Spaces:

88hours
/

multimodel-rag-chat-with-videos

Running

File size: 6,428 Bytes

ad022d3

---

title: multimodel-rag-chat-with-videos
app_file: app.py
sdk: gradio
sdk_version: 5.17.1
---


# Demo
## Sample Video
    - https://www.youtube.com/watch?v=kOEDG3j1bjs
    - https://www.youtube.com/watch?v=7Hcg-rLYwdM
## Questions
    - Event Horizon 
    - show me a group of astronauts, AStronaut name 
# ReArchitecture Multimodal RAG System Pipeline Journey
I ported it locally and isolated each concept into a step as Python runnable
It is simplified, refactored and bug-fixed now.
I migrated from Prediction Guard to HuggingFace.

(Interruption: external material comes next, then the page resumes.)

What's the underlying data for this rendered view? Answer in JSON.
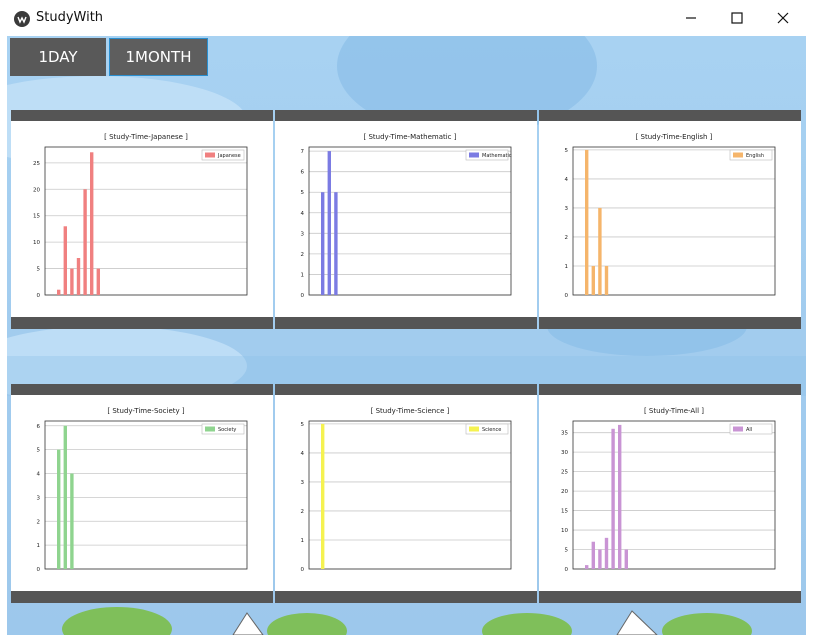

[**Interactive Video Chat Demo and Multimodal RAG System Architecture**](https://learn.deeplearning.ai/courses/multimodal-rag-chat-with-videos/lesson/2/interactive-demo-and-multimodal-rag-system-architecture)  

### A multimodal AI system should be able to understand both text and video content.  

## Setup
```bash

python -m venv venv

source venv/bin/activate

```
For Fish
```bash

source venv/bin/activate.fish

```

## Step 1 - Learn Gradio (UI) (30 mins)  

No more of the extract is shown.